Suara Keheningan | RP. Albertus Herwanta, O.Carm
Sebagian besar orang hidup dalam selubung. Sejak budaya pakaian ditemukan orang menutup badannya dengan kain. Ada yang menutupi hanya sebagian dari tubuhnya, ada yang hanya menyisakan mata yang tanpa tutup.
Sejak kepribadian ("personality") seseorang terbentuk selubung demi selubung menutup egonya. Bukankah "personality" terkait dengan topeng, penutup wajah asli?
Rupanya, semakin luas orang terlibat dalam kehidupan dan peran sosial semakin banyak selubung dikenakannya. Dunia politik yang secara mengasyikkan menikmati selubung.
Praktik agama pun bisa menjebak orang dalam pelbagai selubung: pakaian, aturan, ritual atau asesoris lainnya. Semua itu menjauhkan orang dari yang hakiki.

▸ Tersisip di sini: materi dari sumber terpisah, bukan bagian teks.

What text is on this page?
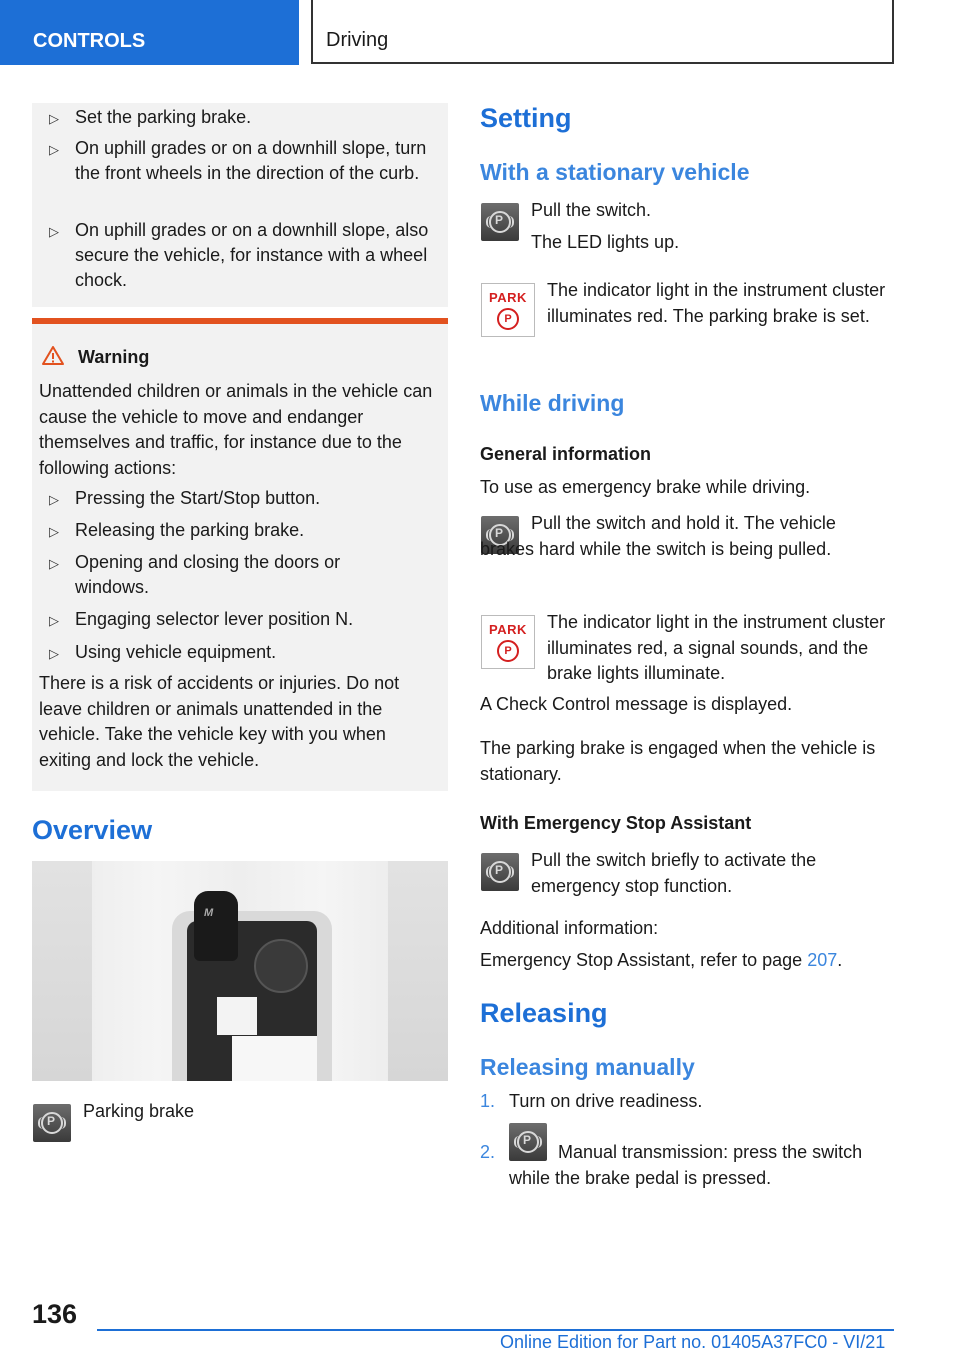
CONTROLS	Driving
▷ Set the parking brake.
▷ On uphill grades or on a downhill slope, turn the front wheels in the direction of the curb.
▷ On uphill grades or on a downhill slope, also secure the vehicle, for instance with a wheel chock.
Warning
Unattended children or animals in the vehicle can cause the vehicle to move and endanger themselves and traffic, for instance due to the following actions:
▷ Pressing the Start/Stop button.
▷ Releasing the parking brake.
▷ Opening and closing the doors or windows.
▷ Engaging selector lever position N.
▷ Using vehicle equipment.
There is a risk of accidents or injuries. Do not leave children or animals unattended in the vehicle. Take the vehicle key with you when exiting and lock the vehicle.
Overview
M
P Parking brake
Setting
With a stationary vehicle
P Pull the switch.
The LED lights up.
PARK
P
The indicator light in the instrument cluster illuminates red. The parking brake is set.
While driving
General information
To use as emergency brake while driving.
P	Pull the switch and hold it. The vehicle brakes hard while the switch is being pulled.
PARK
P
The indicator light in the instrument cluster illuminates red, a signal sounds, and the brake lights illuminate.
A Check Control message is displayed.
The parking brake is engaged when the vehicle is stationary.
With Emergency Stop Assistant
P Pull the switch briefly to activate the emergency stop function.
Additional information:
Emergency Stop Assistant, refer to page 207.
Releasing
Releasing manually
1. Turn on drive readiness.
2.
P
Manual transmission: press the switch while the brake pedal is pressed.
136
Online Edition for Part no. 01405A37FC0 - VI/21
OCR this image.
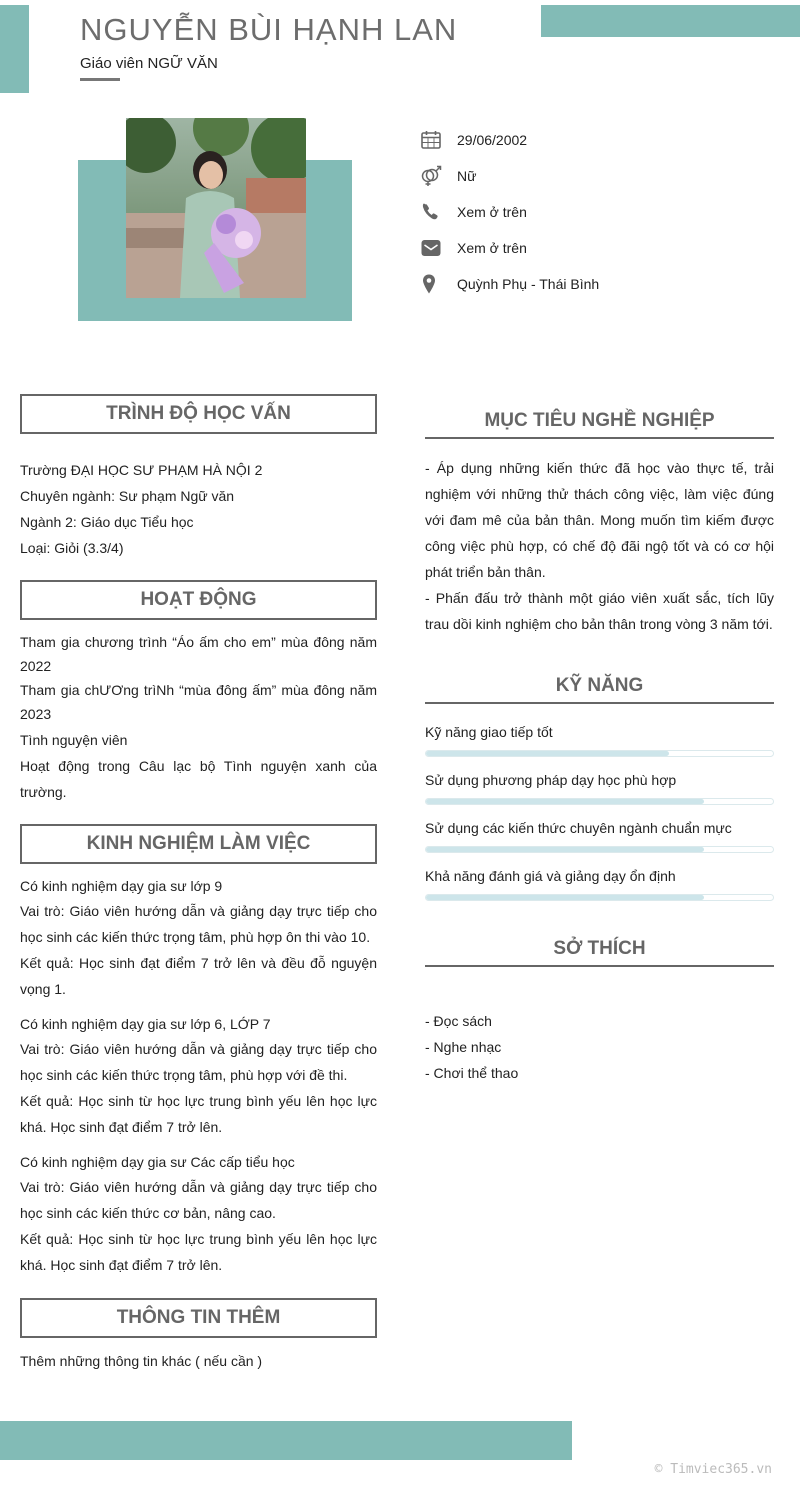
NGUYỄN BÙI HẠNH LAN
Giáo viên NGỮ VĂN
29/06/2002
Nữ
Xem ở trên
Xem ở trên
Quỳnh Phụ - Thái Bình
TRÌNH ĐỘ HỌC VẤN
Trường ĐẠI HỌC SƯ PHẠM HÀ NỘI 2
Chuyên ngành: Sư phạm Ngữ văn
Ngành 2: Giáo dục Tiểu học
Loại: Giỏi (3.3/4)
HOẠT ĐỘNG
Tham gia chương trình “Áo ấm cho em” mùa đông năm 2022
Tham gia chƯƠng trìNh “mùa đông ấm” mùa đông năm 2023
Tình nguyện viên
Hoạt động trong Câu lạc bộ Tình nguyện xanh của trường.
KINH NGHIỆM LÀM VIỆC
Có kinh nghiệm dạy gia sư lớp 9
Vai trò: Giáo viên hướng dẫn và giảng dạy trực tiếp cho học sinh các kiến thức trọng tâm, phù hợp ôn thi vào 10.
Kết quả: Học sinh đạt điểm 7 trở lên và đều đỗ nguyện vọng 1.
Có kinh nghiệm dạy gia sư lớp 6, LỚP 7
Vai trò: Giáo viên hướng dẫn và giảng dạy trực tiếp cho học sinh các kiến thức trọng tâm, phù hợp với đề thi.
Kết quả: Học sinh từ học lực trung bình yếu lên học lực khá. Học sinh đạt điểm 7 trở lên.
Có kinh nghiệm dạy gia sư Các cấp tiểu học
Vai trò: Giáo viên hướng dẫn và giảng dạy trực tiếp cho học sinh các kiến thức cơ bản, nâng cao.
Kết quả: Học sinh từ học lực trung bình yếu lên học lực khá. Học sinh đạt điểm 7 trở lên.
THÔNG TIN THÊM
Thêm những thông tin khác ( nếu cần )
MỤC TIÊU NGHỀ NGHIỆP
- Áp dụng những kiến thức đã học vào thực tế, trải nghiệm với những thử thách công việc, làm việc đúng với đam mê của bản thân. Mong muốn tìm kiếm được công việc phù hợp, có chế độ đãi ngộ tốt và có cơ hội phát triển bản thân.
- Phấn đấu trở thành một giáo viên xuất sắc, tích lũy trau dồi kinh nghiệm cho bản thân trong vòng 3 năm tới.
KỸ NĂNG
Kỹ năng giao tiếp tốt
Sử dụng phương pháp dạy học phù hợp
Sử dụng các kiến thức chuyên ngành chuẩn mực
Khả năng đánh giá và giảng dạy ổn định
SỞ THÍCH
- Đọc sách
- Nghe nhạc
- Chơi thể thao
© Timviec365.vn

Konsekuensinya, hidup keagamaan diukur dari penampilan luar yang dangkal. Yang tidak penting diperjuangkan mati-matian, yang paling hakiki diabaikan. Orang bisa terjerumus dalam kemunafikan.
Sikap demikian menipu sesama dan menjauhkannya dari Allah. Hakikat sejati manusia terletak dalam Allah dan menyatu dengan-Nya. Tanpa selubung.
Hanya ketika manusia siap "telanjang" atau tanpa selubung dia akan melihat esensi dirinya yang merdeka. Seperti Allah. Sebaliknya, bersembunyi di balik selubung, manusia kehilangan dirinya dan mudah bingung. Bisa jadi malah linglung.